O amor de Niemeyer pelas curvas exala inclusive um poder de sedução. Le Corbusier, que já no final dos anos 20 prestava atenção aos delírios arquitetônicos do catalão Gaudí, foi tocado e seduzido pela ideia de liberdade plástica e de amor curvilíneo do seu discípulo brasileiro.

A carreira internacional de Niemeyer começou em 1939, com o projeto do pavilhão brasileiro para a Feira Internacional de Nova York. Essa é uma história que merece ser contada.

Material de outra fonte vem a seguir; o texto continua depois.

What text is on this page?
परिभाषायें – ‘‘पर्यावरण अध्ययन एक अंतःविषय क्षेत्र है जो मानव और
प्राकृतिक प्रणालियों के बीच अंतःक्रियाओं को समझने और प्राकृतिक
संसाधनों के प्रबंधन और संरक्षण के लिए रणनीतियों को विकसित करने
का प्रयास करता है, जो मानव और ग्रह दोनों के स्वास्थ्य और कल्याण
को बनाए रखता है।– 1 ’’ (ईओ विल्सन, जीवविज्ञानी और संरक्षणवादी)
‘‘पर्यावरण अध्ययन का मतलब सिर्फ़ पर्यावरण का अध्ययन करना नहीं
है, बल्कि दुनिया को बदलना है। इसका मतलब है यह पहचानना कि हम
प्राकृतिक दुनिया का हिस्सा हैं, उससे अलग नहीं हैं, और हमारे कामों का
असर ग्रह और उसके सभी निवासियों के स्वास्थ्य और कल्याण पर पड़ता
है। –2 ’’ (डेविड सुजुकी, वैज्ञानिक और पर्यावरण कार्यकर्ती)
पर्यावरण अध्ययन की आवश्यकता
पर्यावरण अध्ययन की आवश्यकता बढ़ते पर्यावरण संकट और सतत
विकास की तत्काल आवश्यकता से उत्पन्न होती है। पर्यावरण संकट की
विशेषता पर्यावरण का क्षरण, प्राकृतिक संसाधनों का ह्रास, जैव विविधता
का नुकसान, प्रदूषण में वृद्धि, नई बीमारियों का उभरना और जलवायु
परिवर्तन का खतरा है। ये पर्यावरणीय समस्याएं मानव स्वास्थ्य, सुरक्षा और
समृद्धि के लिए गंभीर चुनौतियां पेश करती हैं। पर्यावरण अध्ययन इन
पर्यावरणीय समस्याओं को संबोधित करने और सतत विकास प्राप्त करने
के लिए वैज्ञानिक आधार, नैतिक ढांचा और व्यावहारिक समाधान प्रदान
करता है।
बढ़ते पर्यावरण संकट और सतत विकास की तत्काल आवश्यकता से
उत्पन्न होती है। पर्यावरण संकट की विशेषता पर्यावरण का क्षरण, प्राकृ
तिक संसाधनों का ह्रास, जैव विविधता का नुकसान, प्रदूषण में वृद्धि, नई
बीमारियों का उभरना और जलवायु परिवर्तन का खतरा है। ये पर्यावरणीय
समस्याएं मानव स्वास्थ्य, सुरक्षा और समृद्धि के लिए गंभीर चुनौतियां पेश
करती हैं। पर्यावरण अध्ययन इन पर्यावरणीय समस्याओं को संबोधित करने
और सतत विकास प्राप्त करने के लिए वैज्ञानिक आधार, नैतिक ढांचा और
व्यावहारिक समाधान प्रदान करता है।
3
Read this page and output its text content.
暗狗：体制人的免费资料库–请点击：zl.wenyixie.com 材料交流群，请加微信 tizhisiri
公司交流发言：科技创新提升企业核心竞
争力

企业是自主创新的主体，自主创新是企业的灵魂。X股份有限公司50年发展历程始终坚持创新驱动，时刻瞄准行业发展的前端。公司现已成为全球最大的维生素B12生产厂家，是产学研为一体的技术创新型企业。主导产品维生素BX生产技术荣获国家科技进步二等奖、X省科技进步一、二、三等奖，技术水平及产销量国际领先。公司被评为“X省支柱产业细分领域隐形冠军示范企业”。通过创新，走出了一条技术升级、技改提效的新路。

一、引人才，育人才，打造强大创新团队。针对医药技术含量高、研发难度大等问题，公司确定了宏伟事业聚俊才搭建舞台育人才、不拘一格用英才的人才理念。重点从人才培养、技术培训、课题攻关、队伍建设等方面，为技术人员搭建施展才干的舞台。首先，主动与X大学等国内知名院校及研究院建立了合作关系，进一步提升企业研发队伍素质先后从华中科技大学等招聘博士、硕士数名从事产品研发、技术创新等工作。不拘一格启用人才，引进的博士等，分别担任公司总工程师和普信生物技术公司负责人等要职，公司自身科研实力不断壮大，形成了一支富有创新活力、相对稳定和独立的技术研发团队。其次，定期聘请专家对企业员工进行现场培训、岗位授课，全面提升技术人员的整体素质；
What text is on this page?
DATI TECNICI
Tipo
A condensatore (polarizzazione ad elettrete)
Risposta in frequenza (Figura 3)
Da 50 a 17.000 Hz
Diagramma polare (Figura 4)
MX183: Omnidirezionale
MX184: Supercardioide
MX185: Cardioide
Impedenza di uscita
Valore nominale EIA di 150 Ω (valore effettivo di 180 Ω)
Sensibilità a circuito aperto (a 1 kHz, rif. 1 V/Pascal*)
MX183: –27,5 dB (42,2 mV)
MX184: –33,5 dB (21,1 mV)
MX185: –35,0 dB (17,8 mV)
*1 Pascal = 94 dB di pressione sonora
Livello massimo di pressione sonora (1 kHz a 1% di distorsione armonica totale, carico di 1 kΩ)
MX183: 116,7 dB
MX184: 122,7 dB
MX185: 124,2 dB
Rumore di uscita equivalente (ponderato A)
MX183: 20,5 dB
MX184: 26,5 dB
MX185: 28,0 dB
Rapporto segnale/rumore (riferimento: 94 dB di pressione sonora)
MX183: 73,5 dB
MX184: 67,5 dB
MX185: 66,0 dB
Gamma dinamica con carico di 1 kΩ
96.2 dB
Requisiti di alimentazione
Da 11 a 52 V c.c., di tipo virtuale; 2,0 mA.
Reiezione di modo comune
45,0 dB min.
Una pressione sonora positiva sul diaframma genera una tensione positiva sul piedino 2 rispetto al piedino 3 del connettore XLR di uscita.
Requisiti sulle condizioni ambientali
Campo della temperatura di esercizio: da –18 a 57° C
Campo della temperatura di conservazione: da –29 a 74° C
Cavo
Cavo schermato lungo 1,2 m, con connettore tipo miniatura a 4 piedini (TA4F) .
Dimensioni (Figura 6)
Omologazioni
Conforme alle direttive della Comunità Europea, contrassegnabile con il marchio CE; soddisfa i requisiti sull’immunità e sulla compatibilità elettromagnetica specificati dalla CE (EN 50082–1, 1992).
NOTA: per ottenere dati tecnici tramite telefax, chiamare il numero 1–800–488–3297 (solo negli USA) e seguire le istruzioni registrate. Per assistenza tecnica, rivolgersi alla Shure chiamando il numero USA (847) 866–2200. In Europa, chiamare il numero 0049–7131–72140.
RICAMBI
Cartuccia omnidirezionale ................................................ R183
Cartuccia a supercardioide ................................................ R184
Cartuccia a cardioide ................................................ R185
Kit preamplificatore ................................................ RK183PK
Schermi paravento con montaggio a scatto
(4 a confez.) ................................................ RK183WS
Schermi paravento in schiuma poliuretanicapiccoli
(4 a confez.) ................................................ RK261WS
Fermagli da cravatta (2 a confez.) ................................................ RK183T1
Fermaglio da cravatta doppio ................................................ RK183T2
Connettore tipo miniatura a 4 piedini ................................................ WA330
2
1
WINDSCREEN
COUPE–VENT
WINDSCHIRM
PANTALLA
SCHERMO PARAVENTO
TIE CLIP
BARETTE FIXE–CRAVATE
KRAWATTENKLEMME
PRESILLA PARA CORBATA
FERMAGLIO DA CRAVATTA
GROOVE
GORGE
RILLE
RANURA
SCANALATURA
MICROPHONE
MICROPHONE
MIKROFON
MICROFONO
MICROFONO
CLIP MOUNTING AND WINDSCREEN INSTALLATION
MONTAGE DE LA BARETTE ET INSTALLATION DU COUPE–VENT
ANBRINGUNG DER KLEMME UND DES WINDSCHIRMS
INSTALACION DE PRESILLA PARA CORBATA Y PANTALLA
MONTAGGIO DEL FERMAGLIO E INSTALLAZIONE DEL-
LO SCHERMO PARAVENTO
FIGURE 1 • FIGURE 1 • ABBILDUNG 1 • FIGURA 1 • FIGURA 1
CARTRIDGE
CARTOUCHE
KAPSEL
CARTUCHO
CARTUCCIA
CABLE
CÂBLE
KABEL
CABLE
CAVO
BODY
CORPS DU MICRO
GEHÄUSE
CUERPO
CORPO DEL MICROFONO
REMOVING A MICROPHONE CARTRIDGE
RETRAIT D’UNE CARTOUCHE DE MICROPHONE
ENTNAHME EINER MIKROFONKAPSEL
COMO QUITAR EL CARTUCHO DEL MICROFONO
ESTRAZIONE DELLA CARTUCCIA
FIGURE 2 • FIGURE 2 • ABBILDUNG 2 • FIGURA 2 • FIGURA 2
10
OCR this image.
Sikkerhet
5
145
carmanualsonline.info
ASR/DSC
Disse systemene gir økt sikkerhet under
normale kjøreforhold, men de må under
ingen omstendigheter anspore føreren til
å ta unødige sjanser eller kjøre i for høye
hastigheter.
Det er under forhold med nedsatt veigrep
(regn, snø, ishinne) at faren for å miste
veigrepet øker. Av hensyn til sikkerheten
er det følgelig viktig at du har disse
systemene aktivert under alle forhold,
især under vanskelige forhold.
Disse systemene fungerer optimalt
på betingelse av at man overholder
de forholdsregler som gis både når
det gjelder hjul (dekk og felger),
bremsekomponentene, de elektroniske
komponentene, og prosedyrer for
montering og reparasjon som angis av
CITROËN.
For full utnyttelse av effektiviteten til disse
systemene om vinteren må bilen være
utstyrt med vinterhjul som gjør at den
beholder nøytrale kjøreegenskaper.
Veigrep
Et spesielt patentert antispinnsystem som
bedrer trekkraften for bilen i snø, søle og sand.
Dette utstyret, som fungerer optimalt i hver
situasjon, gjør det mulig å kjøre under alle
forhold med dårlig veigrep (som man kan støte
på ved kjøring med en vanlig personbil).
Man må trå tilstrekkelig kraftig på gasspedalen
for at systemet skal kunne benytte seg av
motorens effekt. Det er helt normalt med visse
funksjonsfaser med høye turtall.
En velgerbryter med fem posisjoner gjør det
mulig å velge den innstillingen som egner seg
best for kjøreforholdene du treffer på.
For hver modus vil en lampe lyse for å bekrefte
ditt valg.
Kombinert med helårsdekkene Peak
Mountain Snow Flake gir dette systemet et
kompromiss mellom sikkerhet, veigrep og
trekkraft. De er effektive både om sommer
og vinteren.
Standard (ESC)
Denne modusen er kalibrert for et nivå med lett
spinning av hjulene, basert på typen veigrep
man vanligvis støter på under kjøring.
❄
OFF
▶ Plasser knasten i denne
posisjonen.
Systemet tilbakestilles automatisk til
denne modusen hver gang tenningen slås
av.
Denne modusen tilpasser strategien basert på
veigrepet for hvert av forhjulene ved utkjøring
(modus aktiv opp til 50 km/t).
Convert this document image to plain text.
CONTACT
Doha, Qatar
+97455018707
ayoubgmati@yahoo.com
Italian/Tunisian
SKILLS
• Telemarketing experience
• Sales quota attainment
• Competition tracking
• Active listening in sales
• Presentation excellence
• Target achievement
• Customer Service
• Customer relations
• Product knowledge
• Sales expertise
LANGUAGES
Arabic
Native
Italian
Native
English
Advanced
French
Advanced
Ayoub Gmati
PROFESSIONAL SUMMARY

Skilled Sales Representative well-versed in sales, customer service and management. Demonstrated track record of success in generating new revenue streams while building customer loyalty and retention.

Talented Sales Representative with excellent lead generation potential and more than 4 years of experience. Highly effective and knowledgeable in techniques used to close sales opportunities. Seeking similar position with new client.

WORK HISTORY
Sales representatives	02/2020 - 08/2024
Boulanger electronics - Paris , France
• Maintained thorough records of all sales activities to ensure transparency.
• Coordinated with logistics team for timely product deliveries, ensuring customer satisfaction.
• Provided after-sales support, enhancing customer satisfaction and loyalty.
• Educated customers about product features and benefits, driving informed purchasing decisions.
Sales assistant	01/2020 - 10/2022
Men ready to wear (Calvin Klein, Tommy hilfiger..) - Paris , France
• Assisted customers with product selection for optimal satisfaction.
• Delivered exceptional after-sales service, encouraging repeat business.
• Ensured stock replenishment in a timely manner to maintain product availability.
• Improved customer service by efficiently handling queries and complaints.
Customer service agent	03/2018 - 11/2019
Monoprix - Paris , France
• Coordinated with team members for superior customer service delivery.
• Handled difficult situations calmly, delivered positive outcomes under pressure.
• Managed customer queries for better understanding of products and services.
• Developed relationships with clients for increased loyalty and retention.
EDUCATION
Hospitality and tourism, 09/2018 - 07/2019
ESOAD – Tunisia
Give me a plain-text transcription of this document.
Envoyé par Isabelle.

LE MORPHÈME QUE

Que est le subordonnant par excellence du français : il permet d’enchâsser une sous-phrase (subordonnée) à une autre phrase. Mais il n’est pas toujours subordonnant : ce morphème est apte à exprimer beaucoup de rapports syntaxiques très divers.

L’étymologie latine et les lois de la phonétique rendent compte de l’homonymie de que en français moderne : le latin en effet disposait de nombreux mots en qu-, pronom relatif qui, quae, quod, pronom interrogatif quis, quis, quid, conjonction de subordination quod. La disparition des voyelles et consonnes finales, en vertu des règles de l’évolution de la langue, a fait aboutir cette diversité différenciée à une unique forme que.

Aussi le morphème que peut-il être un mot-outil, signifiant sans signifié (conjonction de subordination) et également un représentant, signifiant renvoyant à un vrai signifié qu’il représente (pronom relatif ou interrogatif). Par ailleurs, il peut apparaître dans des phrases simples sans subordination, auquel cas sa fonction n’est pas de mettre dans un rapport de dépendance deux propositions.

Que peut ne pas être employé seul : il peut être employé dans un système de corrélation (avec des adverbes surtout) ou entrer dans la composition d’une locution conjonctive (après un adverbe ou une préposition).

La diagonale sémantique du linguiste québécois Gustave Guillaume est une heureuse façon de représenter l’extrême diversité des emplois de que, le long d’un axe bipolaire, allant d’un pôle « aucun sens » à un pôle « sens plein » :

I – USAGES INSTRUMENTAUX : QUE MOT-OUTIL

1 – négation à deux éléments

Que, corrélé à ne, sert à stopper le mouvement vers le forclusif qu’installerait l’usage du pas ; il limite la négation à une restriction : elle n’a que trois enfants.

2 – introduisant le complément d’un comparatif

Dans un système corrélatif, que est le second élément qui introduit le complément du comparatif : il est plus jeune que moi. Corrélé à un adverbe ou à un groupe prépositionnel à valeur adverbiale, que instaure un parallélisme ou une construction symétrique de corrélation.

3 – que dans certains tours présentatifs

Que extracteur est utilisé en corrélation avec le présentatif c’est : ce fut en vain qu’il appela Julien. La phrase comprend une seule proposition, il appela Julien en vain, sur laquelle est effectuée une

Lúcio Costa, o arquiteto brasileiro que foi depois o urbanista de Brasília, vencera o concurso para o projeto do pavilhão. Mas Costa considerava o projeto de Niemeyer melhor que o seu, e assim, generosamente, se retirou, dando a Niemeyer a sua grande oportunidade. Como resultado, o pavilhão brasileiro, com arquitetura de Niemeyer e pinturas murais de Cândido Portinari, foi julgado pelos críticos o mais bonito da feira. A mesma coisa aconteceu poucos anos depois, para o edifício sede da ONU em Nova York. Mas dessa vez foi Le Corbusier quem entregou o verdadeiro projeto do edifício ao jovem Niemeyer.

Em 1957, das mãos do então presidente Juscelino Kubitschek, Niemeyer recebeu a incumbência mais significativa de toda a sua carreira: projetar os edifícios monumentais de Brasília, a nova capital. A empresa era uma corrida contra o tempo e as dificuldades. A capital deveria estar pronta para a inauguração em 1960, ao final do governo Kubitschek. Lúcio Costa, Niemeyer e dezenas de milhares de técnicos e operários se transferiram para aquela região, o centro geográfico do país, que era, naqueles tempos, uma imensa savana praticamente desabitada.

A confiança depositada no arquiteto produziu os seus frutos. Quatros anos depois, ou seja em 1961, uma coleção de verdadeiras obras-primas arquitetônicas sobressaia acima das copas das árvores da savana. O Palácio da Alvorada, residência presidencial, os ministérios do governo federal, o Palácio do Planalto (sede do governo), o Supremo Tribunal, o Parlamento, este último com suas formas ligadas a um mundo ainda de ficção científica, a catedral, o teatro de Brasília, e tantos outros. “Como arquiteto – disse Niemeyer – o que mais buscava era encontrar uma solução estrutural que se tornasse característica da cidade. Concentrei-me profundamente no desenho de colunas finas, finíssimas, para que parecesse que os palácios apenas tocavam o piso”.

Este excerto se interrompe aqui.